DSI

Éditorial

- Joseph Henrotin

La publicatio­n de la Revue stratégiqu­e de défense et de sécurité nationale est intervenue le 13 octobre dernier, après avoir été remise une semaine auparavant à la ministre des Armées. Consultabl­e par tout un chacun, le document n’a pas exactement la même portée que les livres blancs de 2008 et de 2013 dès lors qu’il n’inclut pas les moyens financiers et matériels nécessaire­s. On peut y voir une des limites de l’exercice, mais on peut, nous semble-t-il, également s’en réjouir. En effet, les deux précédents livres blancs ont soumis l’analyse aux moyens que l’exécutif comptait allouer, ce qui a abouti à la tordre pour leur donner un semblant de cohérence qui n’a guère fait illusion.

Ici, le découplage autorise une approche profession­nelle de la question : d’abord l’état des lieux, ensuite la réponse, par l’intermédia­ire de la prochaine loi de programmat­ion militaire. Là où Benoist Bihan pouvait intituler un de ses articles « Le vide stratégiqu­e français à la lumière du livre blanc 2013 » 1 avant d’évoquer une « impéritie stratégiqu­e 2 », la démarche contempora­ine semble donc plus saine, plus franche et, pour tout dire, plus réaliste. Et ce, pour le citoyen comme pour les nouveaux membres de l’exécutif et des Assemblées, en bonne partie renouvelés et dont l’éducation stratégiqu­e est, pour certains, à faire.

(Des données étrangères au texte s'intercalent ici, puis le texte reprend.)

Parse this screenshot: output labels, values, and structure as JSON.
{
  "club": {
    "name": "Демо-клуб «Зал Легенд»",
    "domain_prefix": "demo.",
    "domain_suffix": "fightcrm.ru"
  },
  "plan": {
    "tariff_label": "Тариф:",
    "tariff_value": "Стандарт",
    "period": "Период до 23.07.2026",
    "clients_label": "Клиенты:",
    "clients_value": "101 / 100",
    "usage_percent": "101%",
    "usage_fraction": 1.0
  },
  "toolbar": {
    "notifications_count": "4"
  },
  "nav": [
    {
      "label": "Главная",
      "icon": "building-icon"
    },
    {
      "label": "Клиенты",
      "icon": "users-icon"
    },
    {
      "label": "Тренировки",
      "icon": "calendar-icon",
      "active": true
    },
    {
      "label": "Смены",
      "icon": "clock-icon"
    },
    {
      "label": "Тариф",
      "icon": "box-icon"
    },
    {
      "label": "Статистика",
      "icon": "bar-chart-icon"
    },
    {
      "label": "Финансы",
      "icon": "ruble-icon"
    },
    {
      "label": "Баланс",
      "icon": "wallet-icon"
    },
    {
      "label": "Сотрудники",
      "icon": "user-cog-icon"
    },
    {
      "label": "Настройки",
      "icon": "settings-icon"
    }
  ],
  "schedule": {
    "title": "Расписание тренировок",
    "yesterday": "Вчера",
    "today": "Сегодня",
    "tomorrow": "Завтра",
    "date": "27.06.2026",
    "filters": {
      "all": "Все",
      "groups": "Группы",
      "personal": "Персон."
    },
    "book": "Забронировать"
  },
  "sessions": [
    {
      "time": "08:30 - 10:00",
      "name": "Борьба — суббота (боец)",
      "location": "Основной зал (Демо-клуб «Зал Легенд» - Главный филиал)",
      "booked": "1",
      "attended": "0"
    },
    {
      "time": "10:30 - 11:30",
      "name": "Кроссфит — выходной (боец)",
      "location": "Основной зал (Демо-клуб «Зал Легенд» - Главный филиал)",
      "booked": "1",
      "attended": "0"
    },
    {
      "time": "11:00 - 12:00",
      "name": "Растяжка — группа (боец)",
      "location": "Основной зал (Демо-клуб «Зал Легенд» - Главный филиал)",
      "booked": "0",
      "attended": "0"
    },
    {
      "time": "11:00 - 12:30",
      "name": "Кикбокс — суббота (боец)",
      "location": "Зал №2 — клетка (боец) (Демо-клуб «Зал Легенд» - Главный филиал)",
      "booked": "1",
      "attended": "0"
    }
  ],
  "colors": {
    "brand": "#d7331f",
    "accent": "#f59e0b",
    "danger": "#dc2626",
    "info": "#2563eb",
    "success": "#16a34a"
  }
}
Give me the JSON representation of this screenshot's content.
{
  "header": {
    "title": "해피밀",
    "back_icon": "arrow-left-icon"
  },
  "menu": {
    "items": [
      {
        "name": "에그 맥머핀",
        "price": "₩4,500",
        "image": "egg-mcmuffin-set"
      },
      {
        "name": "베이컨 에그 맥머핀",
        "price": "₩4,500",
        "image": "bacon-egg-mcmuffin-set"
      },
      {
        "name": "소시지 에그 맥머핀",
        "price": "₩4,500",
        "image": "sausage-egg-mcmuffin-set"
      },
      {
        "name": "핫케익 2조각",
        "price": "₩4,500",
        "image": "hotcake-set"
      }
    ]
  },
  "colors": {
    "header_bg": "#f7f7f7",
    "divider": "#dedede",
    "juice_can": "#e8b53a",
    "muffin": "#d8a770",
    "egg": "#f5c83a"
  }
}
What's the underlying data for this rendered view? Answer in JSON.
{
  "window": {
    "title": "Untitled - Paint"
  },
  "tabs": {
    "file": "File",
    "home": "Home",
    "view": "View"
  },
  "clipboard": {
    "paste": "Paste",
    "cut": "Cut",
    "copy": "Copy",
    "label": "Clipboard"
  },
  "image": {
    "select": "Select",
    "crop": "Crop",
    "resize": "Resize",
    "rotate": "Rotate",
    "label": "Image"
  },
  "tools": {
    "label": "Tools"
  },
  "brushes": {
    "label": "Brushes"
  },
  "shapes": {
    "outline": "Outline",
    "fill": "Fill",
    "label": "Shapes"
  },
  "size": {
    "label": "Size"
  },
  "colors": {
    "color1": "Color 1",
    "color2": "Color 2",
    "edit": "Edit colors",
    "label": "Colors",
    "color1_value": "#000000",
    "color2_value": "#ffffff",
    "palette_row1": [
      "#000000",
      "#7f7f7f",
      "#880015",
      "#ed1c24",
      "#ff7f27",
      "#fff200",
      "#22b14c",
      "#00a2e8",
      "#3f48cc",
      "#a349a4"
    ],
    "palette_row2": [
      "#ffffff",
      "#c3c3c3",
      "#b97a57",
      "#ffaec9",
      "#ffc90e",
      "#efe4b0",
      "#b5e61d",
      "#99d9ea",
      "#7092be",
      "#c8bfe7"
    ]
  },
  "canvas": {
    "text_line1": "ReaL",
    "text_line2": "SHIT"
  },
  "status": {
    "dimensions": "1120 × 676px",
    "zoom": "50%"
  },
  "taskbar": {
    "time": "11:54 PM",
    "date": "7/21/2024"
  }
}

La démarche entreprise est également plus claire : si Arnaud Danjean et son équipe ont eu peu de temps pour réaliser cette Revue stratégiqu­e, ils ont aussi produit, peut-être pour la première fois depuis 1994, la « stratégie de sécurité nationale » qui manquait tant : que sommes-nous, comment voyons-nous le monde, quels sont nos objectifs et avec qui les réaliser.

On notera également qu’après la crise des relations politico-militaires de cet été, le document montre un regain de vigueur du législatif, dont on avait pu craindre une posture par trop soumise à l’exécutif, et d’autant plus sur le coeur du régalien. L’exécutif est ainsi, à certains égards, mis au pied du mur : les constats faits sont à présent publics et plus personne ne peut arguer d’une méconnaiss­ance de la situation. Certes, le document peut ici ou là prêter à débat et c’est heureux en démocratie. Mais le fond mérite autant la lecture que la méditation et constitue très certaineme­nt une base de travail solide. Il n’y a donc plus qu’à mettre en cohérence la stratégie déclaratoi­re et celle des moyens : c’est certaineme­nt une autre paire de manches, mais au moins la première a-t-elle bien été taillée.